For at least the last 70 years, presidents have routinely acted first to
permit the entry of people outside normal channels
or to protect large numbers of people from deportation, with
legislation ratifying the executive action coming later.
During
World War II, the Roosevelt administration negotiated a temporary
worker arrangement with the Mexican government, later known as the
Bracero program, an action
Congress ratified a year later. When the authorization expired in 1947,
the Truman administration continued the program until it was
reauthorized in 1951. Before it ended in 1964, millions of workers
entered the United States under the auspices of the Bracero
program, hundreds of thousands under executive—not
legislative—authority. The program was rightly criticized for numerous
labor and human-rights violations, but few questioned the executive
authority it operated under.
After
the war ended, President Truman used his executive authority to permit
250,000 people from Europe to enter or stay in the U.S. outside normal
immigration channels.
It was only three years after this exercise of discretion that Congress
passed the Displaced Persons Act, permitting some 400,000 additional
entries.
In
April 1975, at the end of the Vietnam War, President Ford used parole
authority to authorize the evacuation of 200,000 South Vietnamese to
this country; it was not
until a month later that the Indochina Migration and Refugee Act of
1975 was enacted, providing resettlement funding for 130,000 of those
parolees. Full legislative authorization to resettle those fleeing
Indochina did not come until 1980, when Congress passed
the Refugee Act, resulting in permanent resettlement of 1.4 million
Indochinese in the U.S.. Although most entered as bona fide refugees,
hundreds of thousands were paroled into the country when statutorily
authorized numbers proved inadequate.
But
these broad exercises of discretion were limited to refugees fleeing
wars a long time ago, right? Wrong. Presidents have exercised their
discretion more than 20 times
since the mid-1970s to permit people already in the U.S. from being
deported. Some sought to avoid return to a Soviet bloc country. Iranians
in the 1980s sought protection from the regime that overthrew the shah
and occupied the American Embassy there. Afghans
in the U.S. in the 1980s and 1990s were protected first from the Soviet
puppet state and later from the Taliban. Others would have been
returned to face civil war or natural disasters abroad. Not until 2003,
several decades after the practice of country-specific
relief from deportation was first deployed, did Congress codify the
practice known as "temporary protected status."
The
record also shows that Congress made many executive orders of temporary
relief permanent, often years after the fact.

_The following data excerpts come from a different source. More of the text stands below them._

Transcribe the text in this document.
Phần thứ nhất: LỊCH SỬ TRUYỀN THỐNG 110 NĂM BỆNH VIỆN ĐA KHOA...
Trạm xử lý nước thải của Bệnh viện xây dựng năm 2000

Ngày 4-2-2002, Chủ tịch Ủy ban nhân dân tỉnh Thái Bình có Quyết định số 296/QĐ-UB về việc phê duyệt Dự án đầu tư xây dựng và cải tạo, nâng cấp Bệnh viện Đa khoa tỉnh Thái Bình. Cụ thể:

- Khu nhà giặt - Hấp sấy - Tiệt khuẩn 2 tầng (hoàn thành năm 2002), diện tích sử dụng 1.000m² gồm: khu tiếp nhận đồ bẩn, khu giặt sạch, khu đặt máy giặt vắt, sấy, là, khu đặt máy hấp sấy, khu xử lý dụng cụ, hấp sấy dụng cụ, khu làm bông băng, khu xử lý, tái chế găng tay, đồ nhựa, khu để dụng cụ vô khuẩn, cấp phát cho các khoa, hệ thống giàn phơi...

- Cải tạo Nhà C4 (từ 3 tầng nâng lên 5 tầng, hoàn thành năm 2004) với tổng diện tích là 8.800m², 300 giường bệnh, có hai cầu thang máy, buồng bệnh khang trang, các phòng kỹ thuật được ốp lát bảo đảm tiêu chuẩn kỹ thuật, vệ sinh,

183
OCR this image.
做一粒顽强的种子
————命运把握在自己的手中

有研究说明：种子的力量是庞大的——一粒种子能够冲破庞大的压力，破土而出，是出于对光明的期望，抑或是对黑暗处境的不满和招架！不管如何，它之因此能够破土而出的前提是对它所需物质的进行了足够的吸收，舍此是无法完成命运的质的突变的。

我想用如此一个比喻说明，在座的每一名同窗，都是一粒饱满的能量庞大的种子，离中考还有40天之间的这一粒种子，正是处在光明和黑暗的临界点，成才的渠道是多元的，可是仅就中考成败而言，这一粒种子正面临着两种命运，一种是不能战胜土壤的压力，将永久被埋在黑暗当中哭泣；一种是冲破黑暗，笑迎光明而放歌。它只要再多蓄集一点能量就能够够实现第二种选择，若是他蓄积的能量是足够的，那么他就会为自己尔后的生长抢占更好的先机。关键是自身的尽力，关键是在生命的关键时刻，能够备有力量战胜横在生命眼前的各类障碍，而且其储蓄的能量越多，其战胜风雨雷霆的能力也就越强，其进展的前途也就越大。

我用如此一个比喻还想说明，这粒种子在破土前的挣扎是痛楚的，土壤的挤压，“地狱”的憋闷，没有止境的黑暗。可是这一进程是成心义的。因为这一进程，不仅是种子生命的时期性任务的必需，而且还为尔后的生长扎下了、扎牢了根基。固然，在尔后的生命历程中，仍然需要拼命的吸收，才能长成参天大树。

As Fidel Castro took
power in Cuba in 1959, more
than 900,000 Cubans fled to the United States, the vast majority
paroled into the country by Presidents Eisenhower, Kennedy, and Johnson.
Not until 1966, some seven years after the influx began, was the Cuban
Adjustment Act passed.
In
1980, 130,000 Mariel Cubans and nearly 40,000 Haitians arrived in South
Florida. Most, but not all, of the Cubans were paroled into the U.S. by
President Carter. Haitians
initially were protected from deportation by litigation challenging the
denials of their asylum claims; most of these Haitians, and some Cubans
whose entry had been challenged, eventually received discretionary
"Cuban-Haitian entrant status" in the Reagan
administration. Six years later, the Immigration Reform and Control Act
of 1986 provided lawful permanent resident status for Cuban-Haitian
entrants.
In
1987, Reagan administration Attorney General Edwin Meese directed the
Immigration and Naturalization Service not to deport an estimated
200,000 Nicaraguans in the United
States without authorization, including those whose asylum claims had
been denied. In 1990, President George H.W. Bush instructed his attorney
general to provide "deferred enforced departure" status to an estimated
190,000 Salvadorans fleeing civil war. In
1997, a decade after Meese's initial action, Congress passed
legislation permitting these groups' adjustment to permanent residence.
In
1989, the Bush administration provided DED status to 80,000 Chinese
students in the U.S. who feared returning to the strife that eventually
led to the Tiananmen Square
massacre and later issued an executive order extending their status.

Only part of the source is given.